We’ve now made multiple stops in Amsterdam on our travels this year, in part because the city feels so livable for a young family. We always rent bikes immediately upon arrival, and spend our days bouncing between the many parks that surround the city center, and wandering the canals on foot at night. The city is distinctly unfriendly to cars, in a way that we adore! Bikes rule the roads, with pedestrians following at a close second. It’s a true treat to not have to contend with traffic and to give our son more space to walk independently.
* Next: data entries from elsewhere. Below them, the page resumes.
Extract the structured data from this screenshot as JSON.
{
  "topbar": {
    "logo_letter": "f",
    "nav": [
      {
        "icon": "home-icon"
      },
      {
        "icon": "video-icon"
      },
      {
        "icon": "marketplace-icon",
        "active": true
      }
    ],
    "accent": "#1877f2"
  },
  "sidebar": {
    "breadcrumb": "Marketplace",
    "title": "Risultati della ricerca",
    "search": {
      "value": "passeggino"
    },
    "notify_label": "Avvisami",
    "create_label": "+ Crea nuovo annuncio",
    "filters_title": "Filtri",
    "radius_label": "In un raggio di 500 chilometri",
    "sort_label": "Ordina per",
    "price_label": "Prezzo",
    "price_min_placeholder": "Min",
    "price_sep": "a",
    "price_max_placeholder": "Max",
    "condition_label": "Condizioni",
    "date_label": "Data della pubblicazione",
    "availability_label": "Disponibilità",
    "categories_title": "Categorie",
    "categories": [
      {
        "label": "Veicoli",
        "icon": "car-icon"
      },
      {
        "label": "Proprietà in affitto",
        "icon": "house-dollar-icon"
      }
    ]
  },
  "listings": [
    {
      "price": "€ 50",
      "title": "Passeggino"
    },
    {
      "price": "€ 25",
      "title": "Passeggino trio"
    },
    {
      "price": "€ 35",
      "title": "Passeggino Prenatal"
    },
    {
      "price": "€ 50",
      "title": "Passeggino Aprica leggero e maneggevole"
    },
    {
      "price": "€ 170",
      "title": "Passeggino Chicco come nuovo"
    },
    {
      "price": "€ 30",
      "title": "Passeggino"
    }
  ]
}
In many ways, Amsterdam’s city infrastructure feels designed for young families. Many of the bars and restaurants include play areas for kids. There are public, free petting zoos — yes, with real livestock and animals — embedded across the city center into apartment complexes and schools. The generous attitude toward parents in the workforce means that you see moms and dads, in relatively even proportions, out with their kids in the afternoons and sharing the childcare load.
Of all the places we’ve been, Amsterdam tops the list of where we could most see ourselves living longer term.
My final addition to this list is Melbourne, a city that’s long lived in the shadow of beachy Sydney, but has been gaining popularity in recent years. We rented an apartment in Melbourne for a little over a month, and now recommend it wholeheartedly to families making their way “down unda.”
To us, Melbourne felt like it combined the best of sunny California (the weather, the green space) and hip Chicago (the neighborhoods, the cafes). We had bikes for our entire stay and also frequented public transit, which enabled us to explore the variety of distinct pockets across the city. We boated along the river that runs through downtown (also felt like Chicago a bit), and enjoyed the bright parks, markets, and beaches (which reminded us a bit of SoCal).
But perhaps one treat about Melbourne that makes it particularly suited for a family-friendly list was the quality of playgrounds. Two of the best playgrounds we’ve ever visited in the world were in Melbourne, and one was right in the heart of downtown. The reason why? There’s a real movement in the city, and in Australia more broadly, to invite more risk-play and adventure-play. These playgrounds were creative, natural spaces that were booming with kids, and were also enjoyable and comfortable for parents. No city we’ve been to has had a better playground culture than Melbourne.
And that’s our list! As our year on the road nears its close, I’ll be adding separate “best of” articles for remote spots, road trips, and more. What destinations do you want to see highlighted?